When we encounter a problem, it’s easy to see people with a different opinion as the opposition. We even use words like “across the aisle” or “sitting across the desk”, as if that space is a wide gulf that can’t be breached.
We end up talking over the problem and at each other. It can quickly turn antagonistic.
I see it in the workplace. I see it in church. And in some of the organizations I’m a part of. It even happens in our marriages. We sit on opposite sides of the table, using the furniture as a barrier between us.
What if we turned it around? Sat on the same side as each other and put the problem on the other side of the desk? In fact, if we have a close enough relationship, what if we actually touched one another – held hands, locked arms, or anything to make a human connection while working through the problem?
Even if we can’t do that, sitting close enough to one another to feel the other’s body language rather than just see it makes a big difference. And sitting together is symbolic of presenting a united front against the problem. It represents a commitment to work together to find a solution that works for all. Where all can win.
It may take longer.

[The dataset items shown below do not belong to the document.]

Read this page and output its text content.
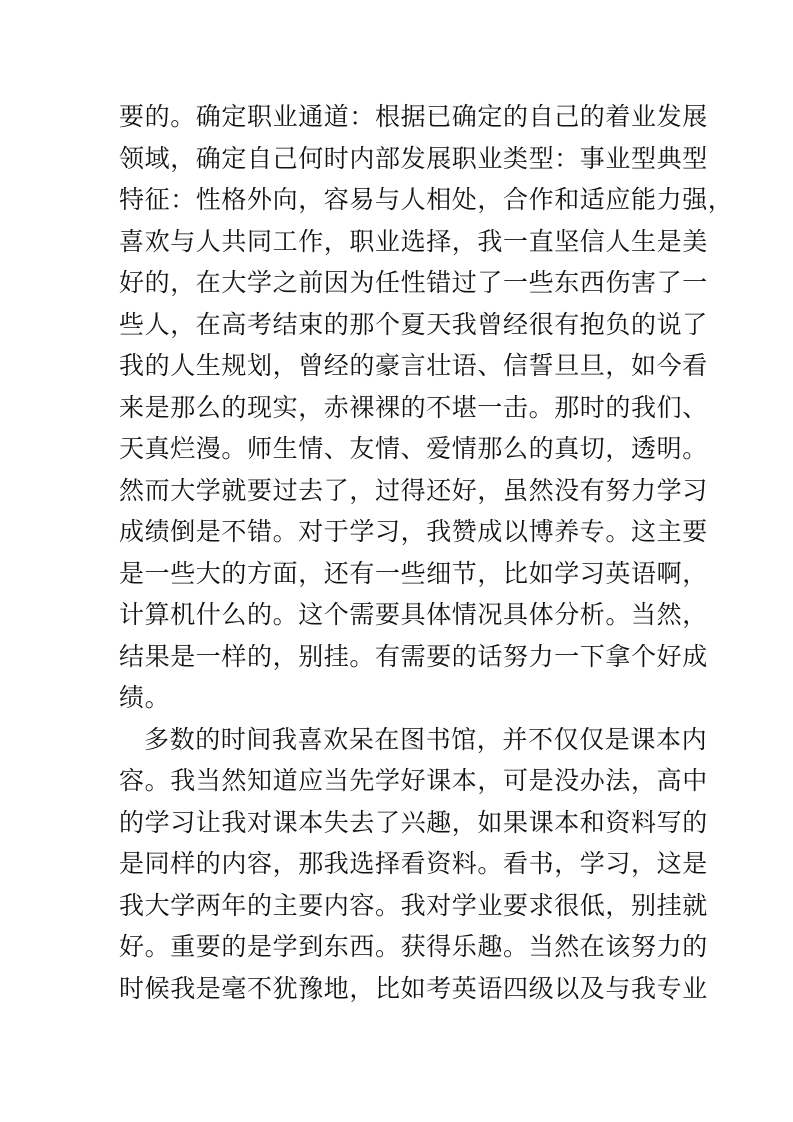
要的。确定职业通道：根据已确定的自己的着业发展
领域，确定自己何时内部发展职业类型：事业型典型
特征：性格外向，容易与人相处，合作和适应能力强，
喜欢与人共同工作，职业选择，我一直坚信人生是美
好的，在大学之前因为任性错过了一些东西伤害了一
些人，在高考结束的那个夏天我曾经很有抱负的说了
我的人生规划，曾经的豪言壮语、信誓旦旦，如今看
来是那么的现实，赤裸裸的不堪一击。那时的我们、
天真烂漫。师生情、友情、爱情那么的真切，透明。
然而大学就要过去了，过得还好，虽然没有努力学习
成绩倒是不错。对于学习，我赞成以博养专。这主要
是一些大的方面，还有一些细节，比如学习英语啊，
计算机什么的。这个需要具体情况具体分析。当然，
结果是一样的，别挂。有需要的话努力一下拿个好成
绩。
多数的时间我喜欢呆在图书馆，并不仅仅是课本内
容。我当然知道应当先学好课本，可是没办法，高中
的学习让我对课本失去了兴趣，如果课本和资料写的
是同样的内容，那我选择看资料。看书，学习，这是
我大学两年的主要内容。我对学业要求很低，别挂就
好。重要的是学到东西。获得乐趣。当然在该努力的
时候我是毫不犹豫地，比如考英语四级以及与我专业
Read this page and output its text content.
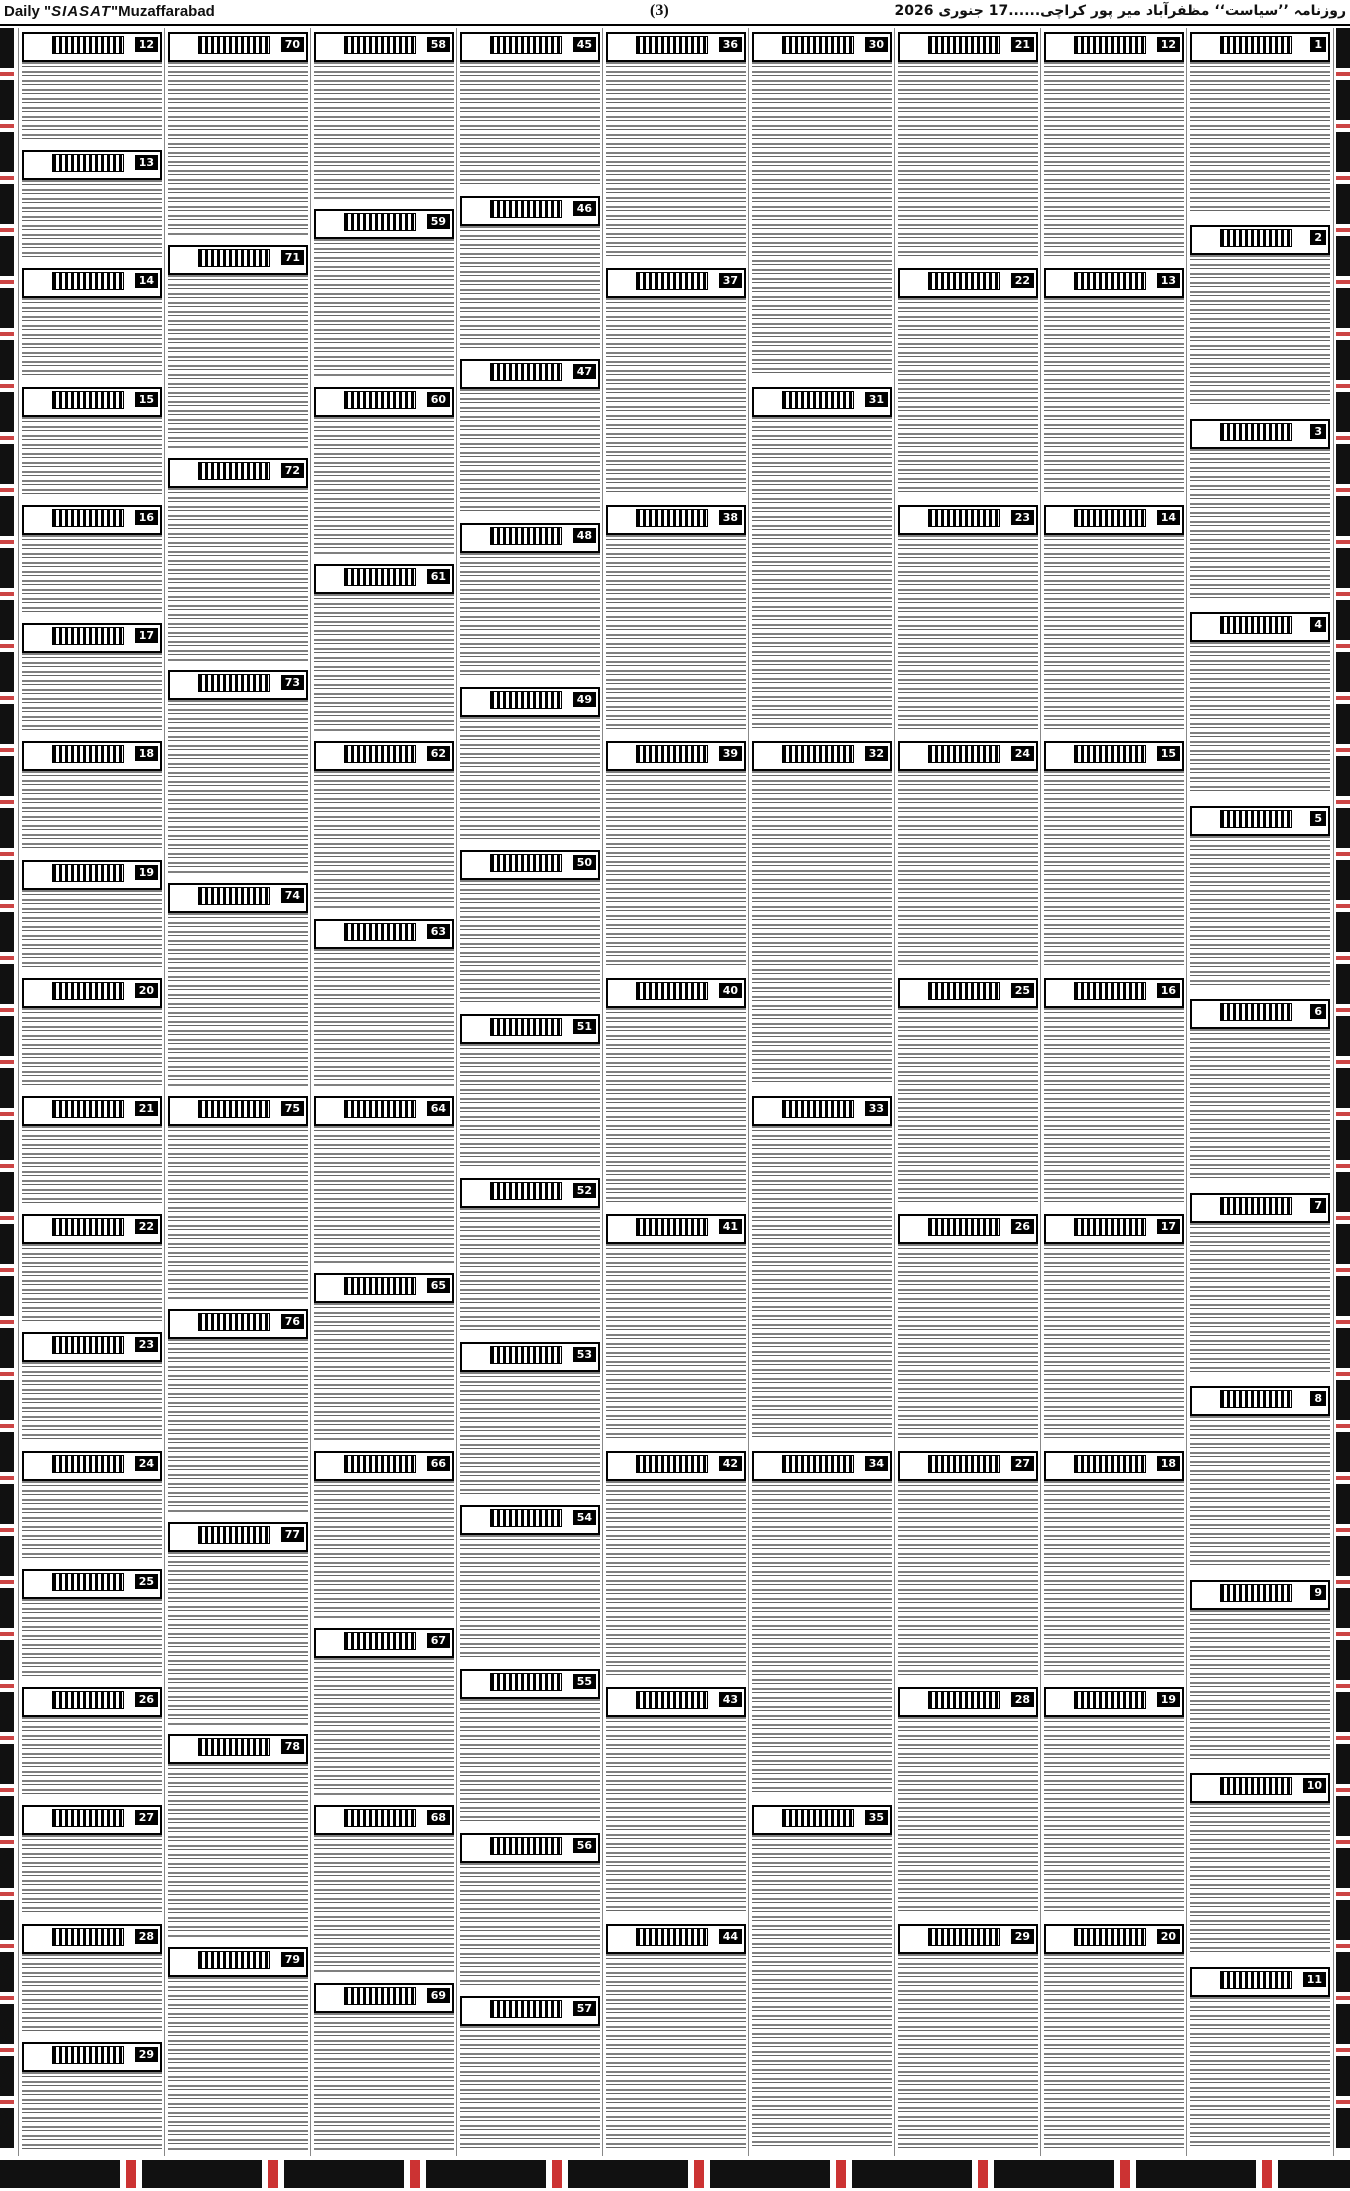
Daily "SIASAT"Muzaffarabad	(3)	روزنامہ ’’سیاست‘‘ مظفرآباد میر پور کراچی......17 جنوری 2026
12
13
14
15
16
17
18
19
20
21
22
23
24
25
26
27
28
29
70
71
72
73
74
75
76
77
78
79
58
59
60
61
62
63
64
65
66
67
68
69
45
46
47
48
49
50
51
52
53
54
55
56
57
36
37
38
39
40
41
42
43
44
30
31
32
33
34
35
21
22
23
24
25
26
27
28
29
12
13
14
15
16
17
18
19
20
1
2
3
4
5
6
7
8
9
10
11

It may be uncomfortable. We may be so tempted to pull back. To retreat to our own corner and lock our position. Yet in the end, what is that actually worth? Is it worth solving the problem to our own satisfaction and leaving bodies in our wake? Such a victory is hollow indeed.
Sitting on the same side of the desk shows trust and vulnerability. It’s a sign of respect and humility. It’s also a way of separating yourself from the problem and connecting with the other person(s). I’ve seen how shifting my position in this way changes the course and tone of the conversation. And if you tell the person you’re sitting next to them because you want to tackle the situation together, the results can be even more powerful. The solution may be more creative and more amazing than anything you would have thought of alone.
Why not try it the next time you have a thorny problem to solve? Even if you aren’t at odds. Let me know how it goes. I’d love to see if sitting on the same side of the desk makes the same difference for you that it has for me.
What other approaches have worked for you when trying to solve a difficult problem with others? Join the conversation in the comments or on my Facebook page.
Our family sat on a sofa in our family room and faced each other for our talks. It became known as ‘the talk’ place. There something about slowing down emotions and sitting in the same place where experienced pleasent conversation.
That’s a great idea, Paul. Using the same method for pleasant and difficult conversations helps everyone keep the perspective that it’s all for the good of the relationship.